Ortalama üç yılda bir volkanik aktivitenin meydana geldiği İzlanda, dünyanın en aktif volkanik bölgelerinden biri. Bunu da iki levha arasındaki açılmaya ve bu açılma sonucunda Atlas Okyanusu’nun orta sırtında meydana gelen jeolojik olaylara borçlu. Adada 934 yılında meydana gelen Katla Patlaması dünyadaki en büyük bazaltik patlamadır. En son bilineni ise tüm Avrupa’da yaşamı altüst eden Eyjafjallajökul aktivitesi. Katla ise sessizce sıranın kendisine gelmesini bekliyor.

Jeopark Turizmi
Bizim İzlanda’yı ziyaretimizin amacı da tam olarak adını Katla Volkanı’ndan alan jeoparkı görmekti. Bitlis Valiliği, İstanbul Üniversitesi ve Bitlis Eren Üniversitesi tarafından başlatılan “Nemrut – Süphan Jeoparkı”nın çalışmalarına başlamadan önce, örnek bir volkanik jeopark görerek deneyim kazanmaktı amacımız.

Yeryuvarının milyarlarca yıllık yaşam süresinin herhangi bir döneminde meydana gelmiş, gerek oluşum gerekse bulunuş şekli ile ender bir doğal anıt görünümünde olan, korunmaya alınmazsa kısa sürede yok olacak bölge, kayaç, fosil, mineral ve yer şekilleri gibi oluşumlara “Jeolojik Miras” adı veriliyor. Ender görülen oluşumların verecekleri mesaj düşünüldüğünde eşleri yoktur. Bu oluşumlar yok edilirse yerkürenin geçmişiyle ilgili birçok bilgi de silinmiş olur.

Yerbilimcilerin büyük problemlerinden biri, gezegenin jeolojik geçmişiyle (bazen yüzlerce milyon yıllık, bazen de milyar yıllık) ilgili bilgi ve kayıtların değişik nedenlerle yok edilmesidir
Jeopark alanı, başta jeolojik miras niteliğindeki öğeler olmak üzere tüm doğal ve kültürel mirasın korunmaya alındığı, sosyoekonomik kalkınmanın da amaçlandığı bir kültürel düzenlemedir. Bilimsel açıdan ise jeopark, seyrek rastlanan ve estetik değeri yüksek jeolojik miras niteliğindeki yerleri kapsar.
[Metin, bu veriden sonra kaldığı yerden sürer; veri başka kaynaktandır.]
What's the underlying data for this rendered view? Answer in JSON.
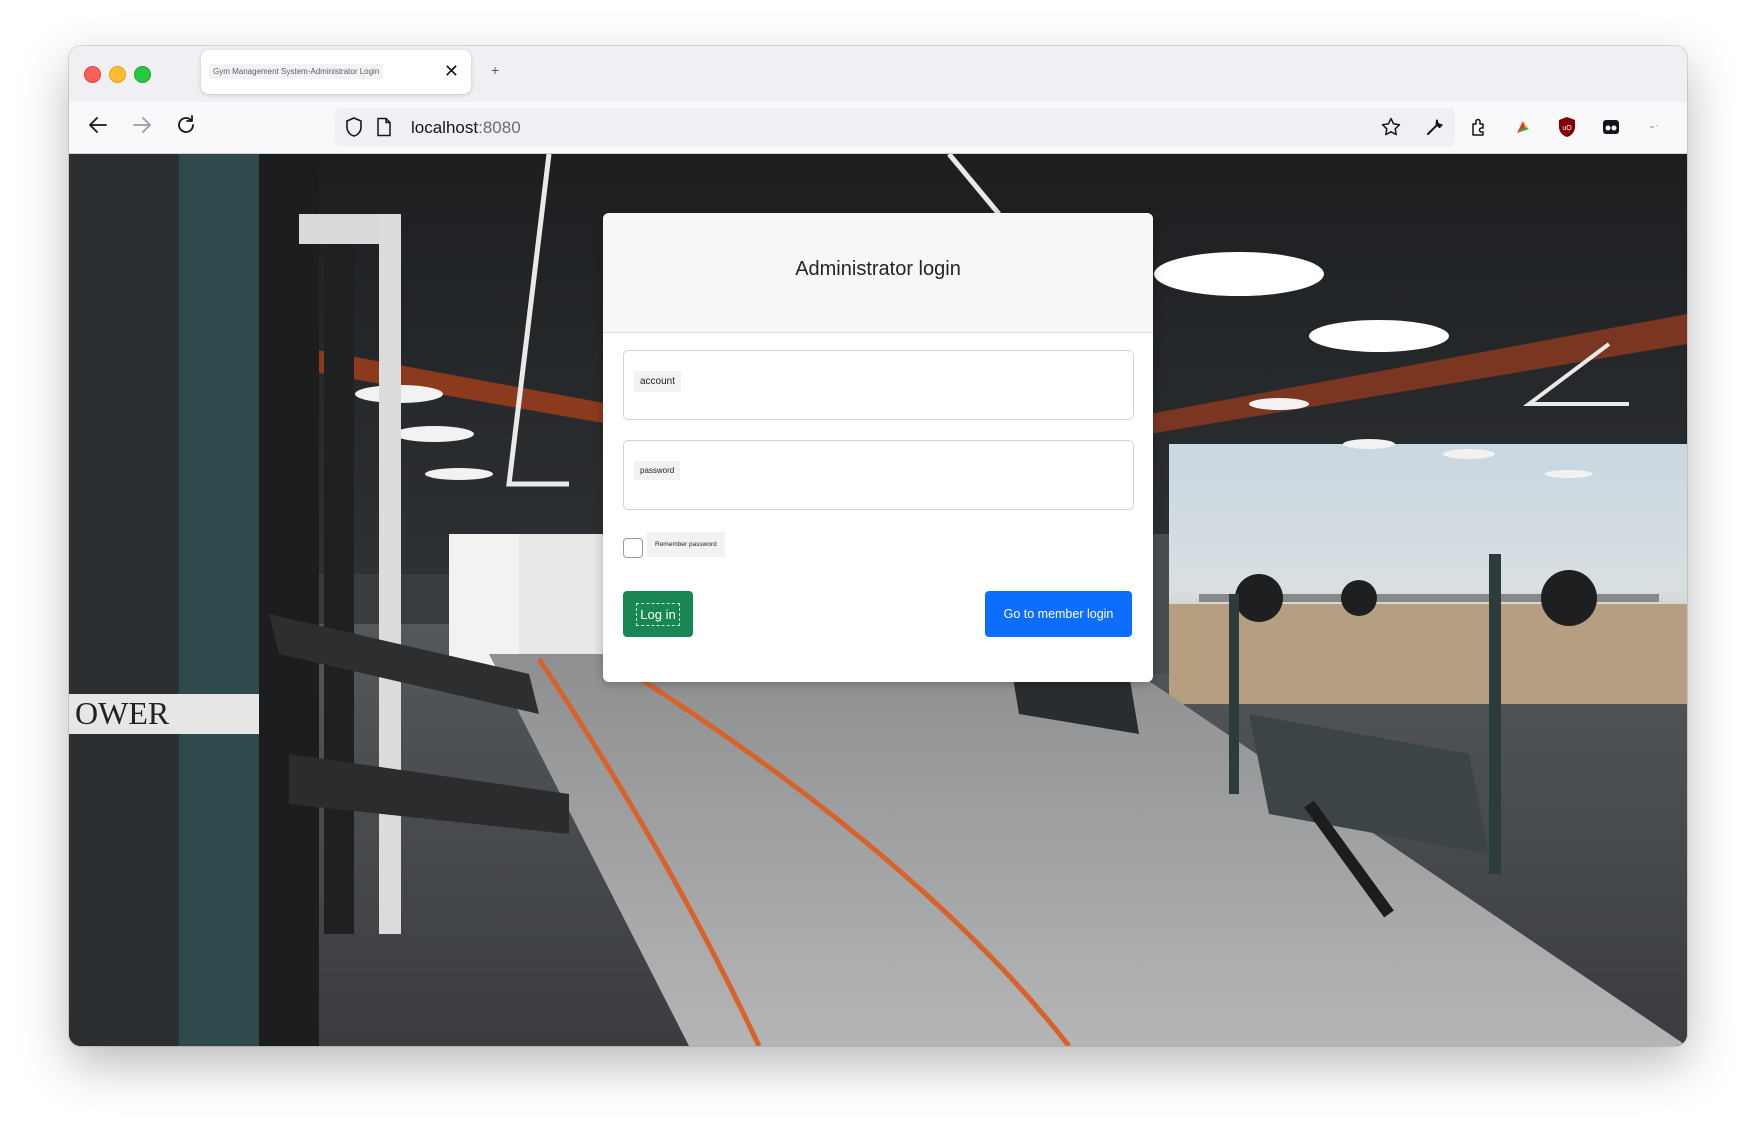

Bir jeopark, jeolojik öneme sahip oluşumların dışında; bölgedeki arkeolojik, ekolojik, etnografik ve tarihsel ya da kültürel açıdan önemli yerleri de içerebiliyor.

Son yıllarda dünyada yeni bir turizm türü gelişmeye başladı. Adına “jeoturizm” denen bu yeni tür turizm anlayışının temelinde yerküreyi tanımak ve anlamak yatıyor. Bu amaçla Avrupa’nın birçok ülkesinde jeoparklar açılmaya başlandı. Haritası çıkarılan ve içinde bu parktan toplanan örneklerin sergilendiği müzelere de sahip olan bu parklarda her yaştan ziyaretçi, gezdikleri alanın jeolojik özellikleri hakkında bilgi edinebiliyor. Park çıkışında taklit mineral ve fosilleri satışa sunarak, bu açık hava müzelerinden ciddi gelirler elde ediliyor.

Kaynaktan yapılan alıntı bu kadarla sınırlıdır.